Carne Asada
- Author: Hilah Johnson
- Prep Time: 1 hour
- Cook Time: 30 mins
- Total Time: 1 hour 30 minutes
- Yield: 8 servings 1x
- 2 pounds very thinly cut flank steak (may be labeled as carne asada)
- Marinade:
- 12 ounces beer
- 1 small onion, sliced
- 1/4 cup lime juice
- 1/4 cup minced garlic
- 1/4 cup Worcestershire sauce
- 1 teaspoon salt
- 1 teaspoon chili powder
- 1/2 teaspoon black pepper
- Choose some or all:
- Bulb onions, 2-3 bunches
- Jalapeños, 6-12
- Anaheim or poblano peppers, 2-3
- Nopales (cactus paddles, de-spined), 3-4
- 1 pound Mexican chorizo links, butterflied
- For Quesadillas:
- Corn tortillas
- Chihuahua cheese
- For serving:
- Salsa, tortillas, cilantro, avocado
- Put the meat in a large bowl with the marinade ingredients and mix all together. Cover and let marinate at room temperature for about one hour. In the meantime, get your charcoal started.
- Once the charcoal is ready and your grill is very hot (about 450ºF) arrange the vegetables and the chorizo, placing the chorizo skin-side down. Cover and open the vents. Grill for about 10 minutes or until the chorizo are cooked on the bottom and the vegetables are getting soft. Turn everything.
- Cover and grill another 5-7 minutes until the vegetables are cooked and the chorizo is brown and crispy. Peppers should be pretty well blackened and nopales turn olive green.
- Keep those warm in a low oven (200ºF) while you grill the meat.

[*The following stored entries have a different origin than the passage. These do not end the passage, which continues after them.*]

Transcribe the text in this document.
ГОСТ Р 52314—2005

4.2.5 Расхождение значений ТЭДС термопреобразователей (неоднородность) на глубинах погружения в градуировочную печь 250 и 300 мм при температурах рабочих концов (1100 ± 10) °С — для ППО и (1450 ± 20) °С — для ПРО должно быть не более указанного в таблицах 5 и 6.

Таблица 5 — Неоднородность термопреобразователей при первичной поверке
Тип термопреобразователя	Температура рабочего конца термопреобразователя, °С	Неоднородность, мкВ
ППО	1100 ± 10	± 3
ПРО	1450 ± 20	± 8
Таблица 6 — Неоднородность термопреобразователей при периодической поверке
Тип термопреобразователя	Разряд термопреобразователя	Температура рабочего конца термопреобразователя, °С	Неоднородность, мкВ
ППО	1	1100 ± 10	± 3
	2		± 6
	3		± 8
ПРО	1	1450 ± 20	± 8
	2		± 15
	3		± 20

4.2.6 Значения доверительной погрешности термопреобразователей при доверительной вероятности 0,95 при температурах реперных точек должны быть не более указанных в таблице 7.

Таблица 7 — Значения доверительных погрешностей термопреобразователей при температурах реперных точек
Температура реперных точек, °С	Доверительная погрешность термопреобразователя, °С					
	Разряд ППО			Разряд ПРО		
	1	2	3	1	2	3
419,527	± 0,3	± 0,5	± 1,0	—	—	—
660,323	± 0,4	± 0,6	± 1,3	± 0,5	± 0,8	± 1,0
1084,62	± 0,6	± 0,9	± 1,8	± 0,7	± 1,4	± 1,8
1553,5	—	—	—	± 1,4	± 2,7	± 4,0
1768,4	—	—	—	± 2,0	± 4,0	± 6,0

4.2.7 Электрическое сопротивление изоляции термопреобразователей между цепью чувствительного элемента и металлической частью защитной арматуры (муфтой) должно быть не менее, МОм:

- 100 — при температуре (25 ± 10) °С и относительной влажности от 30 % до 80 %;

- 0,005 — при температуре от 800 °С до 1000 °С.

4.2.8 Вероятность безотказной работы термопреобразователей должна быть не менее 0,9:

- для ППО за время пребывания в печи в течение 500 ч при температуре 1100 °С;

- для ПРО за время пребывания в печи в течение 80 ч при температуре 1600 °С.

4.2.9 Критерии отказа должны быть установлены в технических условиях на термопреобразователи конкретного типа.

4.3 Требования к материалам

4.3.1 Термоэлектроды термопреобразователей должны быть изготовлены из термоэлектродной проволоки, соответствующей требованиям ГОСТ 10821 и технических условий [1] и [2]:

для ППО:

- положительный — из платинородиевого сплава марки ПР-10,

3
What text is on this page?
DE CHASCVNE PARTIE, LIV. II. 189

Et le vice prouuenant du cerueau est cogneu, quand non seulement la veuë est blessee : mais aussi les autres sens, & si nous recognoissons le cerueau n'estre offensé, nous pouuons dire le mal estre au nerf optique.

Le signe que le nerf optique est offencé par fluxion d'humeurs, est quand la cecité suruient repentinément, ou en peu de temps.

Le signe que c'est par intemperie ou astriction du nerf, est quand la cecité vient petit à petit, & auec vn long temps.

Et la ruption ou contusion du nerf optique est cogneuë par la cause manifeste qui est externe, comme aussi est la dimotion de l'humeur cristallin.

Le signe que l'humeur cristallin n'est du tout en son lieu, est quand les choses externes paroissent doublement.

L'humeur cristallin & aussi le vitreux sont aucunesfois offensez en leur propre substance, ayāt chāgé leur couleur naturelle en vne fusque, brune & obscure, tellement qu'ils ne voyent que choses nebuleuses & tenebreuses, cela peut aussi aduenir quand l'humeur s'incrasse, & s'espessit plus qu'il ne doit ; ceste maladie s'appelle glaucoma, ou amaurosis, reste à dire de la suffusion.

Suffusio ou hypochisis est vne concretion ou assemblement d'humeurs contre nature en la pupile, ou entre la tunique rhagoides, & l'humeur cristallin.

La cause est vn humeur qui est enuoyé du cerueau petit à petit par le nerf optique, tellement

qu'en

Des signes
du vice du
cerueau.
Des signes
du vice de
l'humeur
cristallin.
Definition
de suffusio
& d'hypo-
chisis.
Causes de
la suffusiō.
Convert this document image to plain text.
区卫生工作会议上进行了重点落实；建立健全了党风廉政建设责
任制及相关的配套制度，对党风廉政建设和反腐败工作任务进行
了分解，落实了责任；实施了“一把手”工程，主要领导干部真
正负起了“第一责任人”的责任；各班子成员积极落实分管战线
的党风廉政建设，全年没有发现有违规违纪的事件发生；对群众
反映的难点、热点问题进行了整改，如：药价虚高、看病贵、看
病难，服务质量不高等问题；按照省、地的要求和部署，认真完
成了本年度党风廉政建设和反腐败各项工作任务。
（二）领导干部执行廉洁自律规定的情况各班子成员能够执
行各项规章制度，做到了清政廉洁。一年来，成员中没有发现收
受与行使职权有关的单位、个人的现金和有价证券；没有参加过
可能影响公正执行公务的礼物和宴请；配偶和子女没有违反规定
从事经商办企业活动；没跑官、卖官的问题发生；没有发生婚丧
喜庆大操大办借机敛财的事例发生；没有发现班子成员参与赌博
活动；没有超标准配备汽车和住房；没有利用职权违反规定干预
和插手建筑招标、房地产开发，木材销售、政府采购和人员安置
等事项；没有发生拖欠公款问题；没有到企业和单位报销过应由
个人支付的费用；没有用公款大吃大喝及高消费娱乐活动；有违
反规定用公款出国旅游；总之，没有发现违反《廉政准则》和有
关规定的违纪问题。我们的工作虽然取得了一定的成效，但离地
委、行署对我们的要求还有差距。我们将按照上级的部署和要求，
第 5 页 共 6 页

- Cover the grill again and let it reheat to about 450ºF.
- Lay the carne asada out in single layers, grilling for a minute or two on each side until brown with nice grill marks. You will have to do two batches. Keep warm in the oven while you make quesadillas.
- Let the grill cool off to around 300-350º to cook the quesadillas and heat tortillas for tacos.
- Make tacos! Slice the carne asada against the grain, slice nopales and peppers, and chop the chorizo. Serve with salsa and roasted jalapenos and bulb onions on the side.